For some time now the Venezuelan government has made systematic advances in the reorganization of the national police intelligence system, with the intention of discovering and neutralizing autonomous social movements that appear in the country. The Intelligence and Counterintelligence Law (temporarily suspended) and the new Bolivarian Intelligence Service (SEBIN) in Spanish) are but two examples of this.
In order to promote the necessary knowledge on this issue among activists, we give an informative recap of the different tactics used by the State to break up the antagonistic social fabric and criminalize its followers.

The State’s intelligence tactics

These tricks were developed and/or systematized by the COINTELPRO program of espionage, provocation and information the FBI used to destroy dissident political groups in the United States. They have been used by most of the world’s States and Venezuela is no exception. Here are some examples:

Surveillance: Intelligence and security organizations use the existing
technologies to conduct exhaustive surveillance of activists to prepare
the corresponding judicial files. To that end they use the existing
surveillance technologies. Photographing, filming, following in vehicles,
reading email and correspondence are some of the many tactics used against social militants.

In general, cell phones and frequently visited places are infiltrated by
the police to eavesdrop in conversations and do what’s called “information
sharing” to combine different pieces of information. Let’s not forget that
in Venezuela CANTV (State enterprise that monopolizes telephone land
lines) and most private communications enterprises lend themselves to such manipulation by the State.

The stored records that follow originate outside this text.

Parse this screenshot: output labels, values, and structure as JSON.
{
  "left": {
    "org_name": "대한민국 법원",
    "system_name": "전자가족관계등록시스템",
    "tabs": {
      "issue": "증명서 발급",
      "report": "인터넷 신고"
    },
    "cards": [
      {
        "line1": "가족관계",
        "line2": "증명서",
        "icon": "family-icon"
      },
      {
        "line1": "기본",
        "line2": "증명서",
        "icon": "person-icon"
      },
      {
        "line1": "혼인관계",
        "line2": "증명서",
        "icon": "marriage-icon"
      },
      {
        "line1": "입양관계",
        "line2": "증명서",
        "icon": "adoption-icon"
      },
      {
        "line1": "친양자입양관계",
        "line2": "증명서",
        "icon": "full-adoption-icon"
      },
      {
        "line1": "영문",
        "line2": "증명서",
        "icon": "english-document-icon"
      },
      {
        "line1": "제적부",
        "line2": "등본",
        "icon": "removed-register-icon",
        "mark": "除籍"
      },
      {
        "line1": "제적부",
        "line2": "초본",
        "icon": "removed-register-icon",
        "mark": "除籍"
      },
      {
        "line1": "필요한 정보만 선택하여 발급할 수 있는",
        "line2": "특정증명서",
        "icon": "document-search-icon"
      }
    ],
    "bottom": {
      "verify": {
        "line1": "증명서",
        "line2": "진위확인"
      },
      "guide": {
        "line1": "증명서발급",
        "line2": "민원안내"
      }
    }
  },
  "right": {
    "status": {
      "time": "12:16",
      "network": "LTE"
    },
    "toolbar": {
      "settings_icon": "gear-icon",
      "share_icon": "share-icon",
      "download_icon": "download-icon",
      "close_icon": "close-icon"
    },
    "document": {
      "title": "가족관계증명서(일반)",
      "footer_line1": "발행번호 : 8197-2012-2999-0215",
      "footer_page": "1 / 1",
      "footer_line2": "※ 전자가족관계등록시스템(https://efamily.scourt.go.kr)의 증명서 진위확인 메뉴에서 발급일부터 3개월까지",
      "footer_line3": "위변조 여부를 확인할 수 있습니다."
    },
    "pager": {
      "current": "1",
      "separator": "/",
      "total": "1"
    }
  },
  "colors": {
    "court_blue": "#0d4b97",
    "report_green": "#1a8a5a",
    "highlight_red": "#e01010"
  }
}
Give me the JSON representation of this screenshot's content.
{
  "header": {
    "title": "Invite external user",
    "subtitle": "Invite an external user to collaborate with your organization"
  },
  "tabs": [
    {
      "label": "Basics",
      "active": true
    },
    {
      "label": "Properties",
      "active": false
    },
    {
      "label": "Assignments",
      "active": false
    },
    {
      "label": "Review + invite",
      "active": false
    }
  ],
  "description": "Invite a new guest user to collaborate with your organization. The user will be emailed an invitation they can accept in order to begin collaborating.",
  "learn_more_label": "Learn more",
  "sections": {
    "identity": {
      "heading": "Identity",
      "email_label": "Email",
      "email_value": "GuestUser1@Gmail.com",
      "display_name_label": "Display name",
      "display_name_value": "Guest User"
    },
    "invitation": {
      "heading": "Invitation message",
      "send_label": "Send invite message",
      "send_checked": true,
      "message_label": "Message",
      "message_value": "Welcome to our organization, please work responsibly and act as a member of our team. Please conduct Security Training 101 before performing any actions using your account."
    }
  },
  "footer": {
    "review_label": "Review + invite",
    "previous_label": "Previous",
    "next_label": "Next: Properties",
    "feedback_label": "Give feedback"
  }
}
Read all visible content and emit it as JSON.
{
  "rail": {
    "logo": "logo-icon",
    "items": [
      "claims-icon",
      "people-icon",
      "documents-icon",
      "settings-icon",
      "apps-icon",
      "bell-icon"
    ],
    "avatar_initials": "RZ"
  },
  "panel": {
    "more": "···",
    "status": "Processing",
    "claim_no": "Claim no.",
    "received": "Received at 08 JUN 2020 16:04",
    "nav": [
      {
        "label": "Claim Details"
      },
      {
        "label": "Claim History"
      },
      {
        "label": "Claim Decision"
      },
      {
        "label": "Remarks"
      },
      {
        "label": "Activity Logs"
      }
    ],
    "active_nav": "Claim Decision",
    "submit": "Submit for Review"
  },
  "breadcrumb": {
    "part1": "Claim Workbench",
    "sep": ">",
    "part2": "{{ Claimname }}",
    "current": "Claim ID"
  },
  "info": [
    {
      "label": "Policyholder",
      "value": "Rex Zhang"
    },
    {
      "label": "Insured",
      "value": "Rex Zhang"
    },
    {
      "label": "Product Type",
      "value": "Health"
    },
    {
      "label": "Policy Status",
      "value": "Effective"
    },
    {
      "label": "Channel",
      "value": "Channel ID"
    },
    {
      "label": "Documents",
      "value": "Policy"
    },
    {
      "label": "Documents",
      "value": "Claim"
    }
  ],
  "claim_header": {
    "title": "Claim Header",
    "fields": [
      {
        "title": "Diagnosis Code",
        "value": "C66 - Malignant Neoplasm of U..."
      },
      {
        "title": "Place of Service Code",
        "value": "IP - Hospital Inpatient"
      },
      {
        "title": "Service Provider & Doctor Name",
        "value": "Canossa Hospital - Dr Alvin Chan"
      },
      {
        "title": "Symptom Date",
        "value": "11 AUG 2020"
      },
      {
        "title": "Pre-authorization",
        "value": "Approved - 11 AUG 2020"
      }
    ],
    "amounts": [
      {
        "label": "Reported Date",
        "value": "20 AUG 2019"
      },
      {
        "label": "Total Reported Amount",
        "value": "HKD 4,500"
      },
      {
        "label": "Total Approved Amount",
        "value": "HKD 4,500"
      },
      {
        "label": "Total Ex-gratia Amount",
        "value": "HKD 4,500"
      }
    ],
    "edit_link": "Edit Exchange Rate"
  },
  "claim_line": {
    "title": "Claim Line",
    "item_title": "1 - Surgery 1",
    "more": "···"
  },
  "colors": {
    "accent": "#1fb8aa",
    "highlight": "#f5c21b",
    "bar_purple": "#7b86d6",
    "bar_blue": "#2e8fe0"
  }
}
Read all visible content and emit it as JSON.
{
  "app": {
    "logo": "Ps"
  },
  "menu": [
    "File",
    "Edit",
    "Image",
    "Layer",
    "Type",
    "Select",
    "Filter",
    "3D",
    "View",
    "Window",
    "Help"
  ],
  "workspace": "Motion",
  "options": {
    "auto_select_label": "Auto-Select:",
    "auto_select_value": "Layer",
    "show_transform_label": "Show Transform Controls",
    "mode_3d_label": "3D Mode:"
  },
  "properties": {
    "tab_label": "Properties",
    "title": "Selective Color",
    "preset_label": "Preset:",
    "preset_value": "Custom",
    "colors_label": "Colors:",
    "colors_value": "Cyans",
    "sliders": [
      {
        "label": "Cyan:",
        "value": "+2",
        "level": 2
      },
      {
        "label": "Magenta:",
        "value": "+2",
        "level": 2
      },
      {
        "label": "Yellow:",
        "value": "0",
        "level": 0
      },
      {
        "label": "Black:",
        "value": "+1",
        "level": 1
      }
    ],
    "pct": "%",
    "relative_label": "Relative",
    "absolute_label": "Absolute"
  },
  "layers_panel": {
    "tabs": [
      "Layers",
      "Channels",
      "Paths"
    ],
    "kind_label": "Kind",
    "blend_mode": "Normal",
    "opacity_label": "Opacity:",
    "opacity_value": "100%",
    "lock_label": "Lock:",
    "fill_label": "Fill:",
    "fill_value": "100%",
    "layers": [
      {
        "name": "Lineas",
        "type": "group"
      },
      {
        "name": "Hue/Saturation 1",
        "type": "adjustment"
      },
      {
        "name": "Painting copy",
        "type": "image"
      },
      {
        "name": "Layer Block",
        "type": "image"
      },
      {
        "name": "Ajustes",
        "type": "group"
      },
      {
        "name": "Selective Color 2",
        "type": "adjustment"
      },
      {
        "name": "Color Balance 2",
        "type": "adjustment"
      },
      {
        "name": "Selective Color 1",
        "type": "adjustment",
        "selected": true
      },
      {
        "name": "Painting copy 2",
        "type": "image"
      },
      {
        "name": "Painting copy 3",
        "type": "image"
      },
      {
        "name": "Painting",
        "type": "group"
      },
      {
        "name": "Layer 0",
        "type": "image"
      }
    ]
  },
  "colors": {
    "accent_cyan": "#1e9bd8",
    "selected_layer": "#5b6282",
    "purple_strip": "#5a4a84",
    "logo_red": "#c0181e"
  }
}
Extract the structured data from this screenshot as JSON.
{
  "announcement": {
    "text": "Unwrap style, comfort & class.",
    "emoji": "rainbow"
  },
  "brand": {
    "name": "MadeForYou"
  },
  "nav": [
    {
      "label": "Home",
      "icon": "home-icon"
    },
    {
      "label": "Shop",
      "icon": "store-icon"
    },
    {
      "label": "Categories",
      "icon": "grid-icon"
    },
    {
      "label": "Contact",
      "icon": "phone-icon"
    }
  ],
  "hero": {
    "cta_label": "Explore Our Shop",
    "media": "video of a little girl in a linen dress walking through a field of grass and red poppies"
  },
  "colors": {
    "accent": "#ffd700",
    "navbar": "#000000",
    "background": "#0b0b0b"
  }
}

Infiltration: The State usually places undercover agents in popular
demonstrations or inside the assemblies with a dual intent: first, to take
note of the persons gathered and the information discussed in the
assemblies, second, to promote discord among the attendants in order to
trivialize the issues. Not many people go to a gathering without previous
interest in the conflict or knowledge of some of the people involved.
Since the intelligence services normally use dumb or rookie police for
this task, a simple conversation with them usually uncovers who is a plant
and who isn’t.

A usual trick is the use of informers. These are people close to the group
who, for money, favors or the resolution of judicial problems give
information about the group to the intelligence agencies. They are hard to
detect and more than once activists have been falsely accused of being
informants. This has been used successfully against armed groups
particularly in the previous century. Because of this, action groups today
tend to be smaller and based on extreme affinity and even family ties.

Another form of infiltration is people who attend a reunion or assembly
for the first time and push for extreme or violent acts regardless of the
issue being discussed. They stand out because of their subversive rants
and their proposals for crazy ideas or plans rarely in tune with reality.

Rumors: The use of informers and infiltrators contributes to the spread of
rumors that tend to divide a social front or collective. These baseless
rumors seek to discredit the organization and its activists.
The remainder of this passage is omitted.